Secondary analysis of intervention studies.
Internet-based guided tinnitus intervention provided in the UK.
228 individuals who underwent ICBT.
The key predictor variables included demographic, tinnitus, hearing-related and treatment-related variables as well as clinical factors (eg, anxiety, depression, insomnia), which can have an impact on the treatment outcome. A 13-point reduction in Tinnitus Functional Index (TFI) scores has been defined as a successful outcome.
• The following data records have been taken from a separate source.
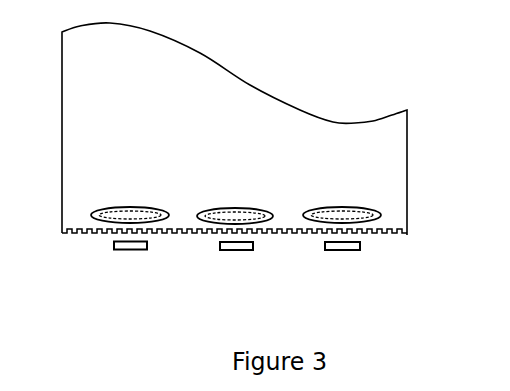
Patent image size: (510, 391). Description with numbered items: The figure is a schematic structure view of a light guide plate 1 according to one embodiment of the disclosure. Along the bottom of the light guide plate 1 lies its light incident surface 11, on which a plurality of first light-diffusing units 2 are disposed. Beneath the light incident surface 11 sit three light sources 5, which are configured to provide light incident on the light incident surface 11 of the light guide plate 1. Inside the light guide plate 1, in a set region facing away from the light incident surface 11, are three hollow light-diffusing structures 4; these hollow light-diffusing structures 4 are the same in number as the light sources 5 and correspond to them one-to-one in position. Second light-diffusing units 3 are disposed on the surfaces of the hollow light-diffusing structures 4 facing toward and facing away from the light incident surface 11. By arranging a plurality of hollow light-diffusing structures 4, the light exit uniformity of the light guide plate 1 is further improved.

The light guide plate 1 is at (385, 163).
The first light-diffusing unit 2 is at (234, 265).
The second light-diffusing unit 3 is at (236, 190).
The light-diffusing structure 4 is at (140, 215).
The light source 5 is at (135, 250).
The light incident surface 11 is at (168, 235).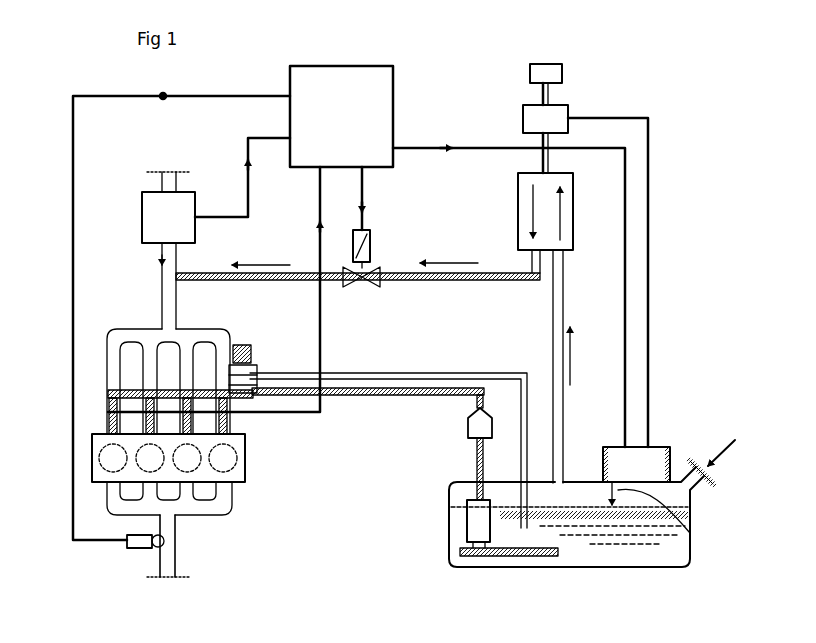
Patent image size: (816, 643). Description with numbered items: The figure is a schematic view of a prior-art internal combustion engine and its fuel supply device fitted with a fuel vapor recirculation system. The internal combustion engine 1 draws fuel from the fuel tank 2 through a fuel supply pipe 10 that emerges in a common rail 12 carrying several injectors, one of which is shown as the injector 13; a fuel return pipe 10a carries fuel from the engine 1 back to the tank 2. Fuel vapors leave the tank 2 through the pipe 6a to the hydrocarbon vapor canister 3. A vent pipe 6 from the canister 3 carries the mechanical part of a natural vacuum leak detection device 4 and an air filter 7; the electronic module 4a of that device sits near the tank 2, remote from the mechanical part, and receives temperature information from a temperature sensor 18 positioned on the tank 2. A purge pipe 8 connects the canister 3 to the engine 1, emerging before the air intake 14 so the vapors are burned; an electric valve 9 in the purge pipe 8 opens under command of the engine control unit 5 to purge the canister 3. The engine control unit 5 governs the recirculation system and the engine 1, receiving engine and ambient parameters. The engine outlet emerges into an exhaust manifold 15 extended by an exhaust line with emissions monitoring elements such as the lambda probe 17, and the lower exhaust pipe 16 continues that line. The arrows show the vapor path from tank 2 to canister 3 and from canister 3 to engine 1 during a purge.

The engine 1 is at (247, 483).
The fuel tank 2 is at (660, 540).
The hydrocarbon vapor canister 3 is at (518, 210).
The natural vacuum leak detection device 4 is at (568, 108).
The electronic module 4a is at (660, 447).
The engine control unit 5 is at (393, 115).
The vent pipe 6 is at (525, 155).
The fuel vapor pipe 6a is at (583, 283).
The air filter 7 is at (562, 72).
The purge pipe 8 is at (450, 282).
The electric valve 9 is at (358, 290).
The fuel supply pipe 10 is at (370, 396).
The fuel return pipe 10a is at (376, 372).
The common rail 12 is at (133, 390).
The injector 13 is at (112, 405).
The air intake 14 is at (150, 335).
The exhaust manifold 15 is at (205, 508).
The exhaust pipe 16 is at (172, 578).
The lambda probe 17 is at (122, 553).
The temperature sensor 18 is at (690, 533).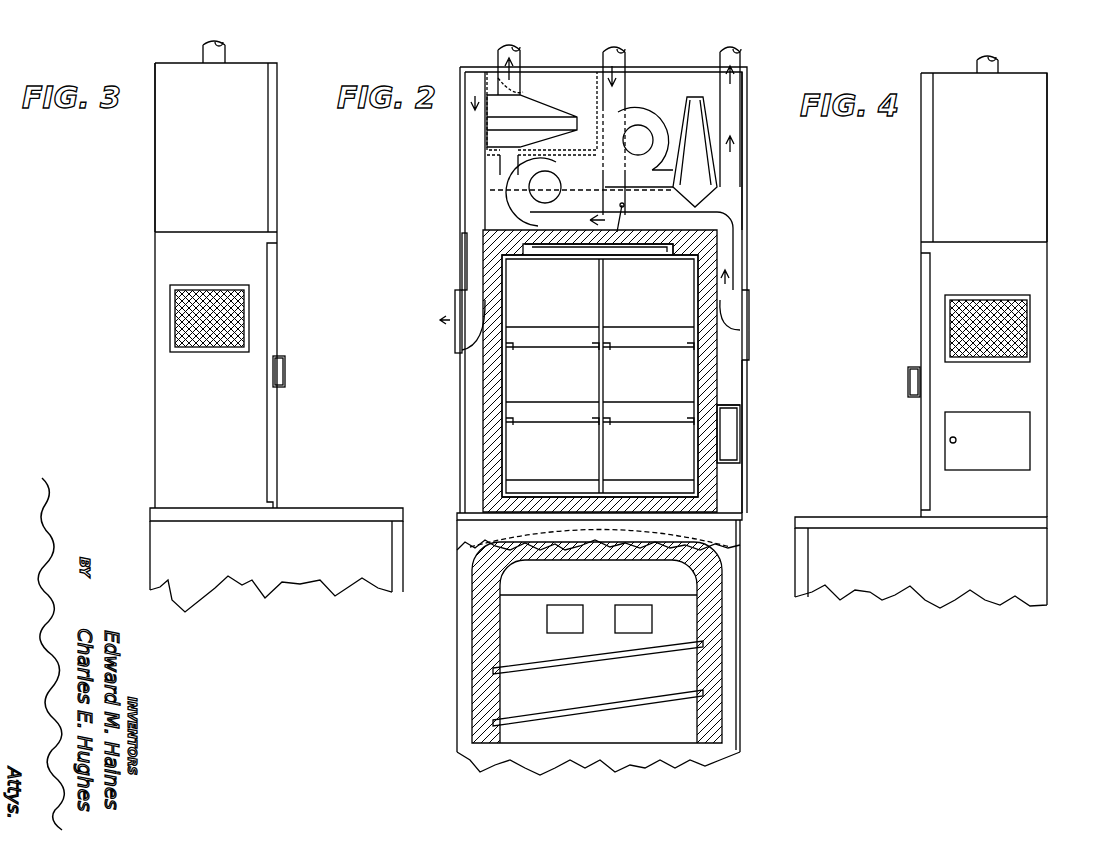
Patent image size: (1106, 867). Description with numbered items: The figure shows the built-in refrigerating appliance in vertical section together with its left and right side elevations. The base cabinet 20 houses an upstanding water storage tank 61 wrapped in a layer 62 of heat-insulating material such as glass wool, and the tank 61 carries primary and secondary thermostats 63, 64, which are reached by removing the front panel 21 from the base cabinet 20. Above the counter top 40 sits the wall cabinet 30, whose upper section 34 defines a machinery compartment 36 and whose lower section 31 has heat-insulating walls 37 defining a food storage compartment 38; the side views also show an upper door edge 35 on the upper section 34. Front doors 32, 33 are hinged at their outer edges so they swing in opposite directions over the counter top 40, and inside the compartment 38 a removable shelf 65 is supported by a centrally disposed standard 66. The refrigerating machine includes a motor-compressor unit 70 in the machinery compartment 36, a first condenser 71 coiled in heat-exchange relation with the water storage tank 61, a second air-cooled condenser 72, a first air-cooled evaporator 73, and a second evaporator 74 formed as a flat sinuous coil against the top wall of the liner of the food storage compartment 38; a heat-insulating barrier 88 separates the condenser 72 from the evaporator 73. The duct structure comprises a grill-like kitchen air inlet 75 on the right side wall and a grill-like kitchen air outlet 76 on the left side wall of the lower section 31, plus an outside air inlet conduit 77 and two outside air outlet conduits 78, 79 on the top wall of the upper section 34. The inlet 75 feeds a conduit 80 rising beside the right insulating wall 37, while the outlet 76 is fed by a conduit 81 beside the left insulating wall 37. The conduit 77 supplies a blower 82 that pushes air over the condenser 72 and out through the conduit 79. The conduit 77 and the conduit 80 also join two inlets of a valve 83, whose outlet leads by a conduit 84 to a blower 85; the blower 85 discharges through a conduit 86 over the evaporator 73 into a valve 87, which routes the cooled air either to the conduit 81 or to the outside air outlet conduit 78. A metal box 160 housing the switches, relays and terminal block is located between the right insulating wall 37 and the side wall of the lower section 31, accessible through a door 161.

In FIG. 2, the base cabinet 20 is at (752, 714).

Of the 228 subjects who were included in the study, 65% had a successful ICBT outcome. As per the univariate analysis, participants with a master’s degree or above had the highest odds of having a larger reduction in tinnitus severity (OR 3.47; 95% CI 1.32 to 12.51), compared with the participants who had education only up to high school or less. Additionally, the baseline tinnitus severity was found to be a significant variable (OR 2.65; 95% CI 1.50 to 4.67) contributing to a successful outcome with the intervention. Both linear and logistic regression models have identified education level and baseline tinnitus severity to be significant predictor variables contributing to a reduction in tinnitus severity post-ICBT. As per the linear regression model, participants who had received disability allowance had shown a 25.3-point lower TFI reduction compared with those who did not experience a decrease in their workload due to tinnitus after adjusting for baseline tinnitus severity and their education level.
Predictors of intervention outcome can be used as a means of triaging patients to the most suited form of treatment to achieve optimal outcomes and to make healthcare savings. Future studies should consider including a heterogeneous group of participants as well as other predictor variables not included in the current study. NCT02370810 (completed); NCT02665975 (completed).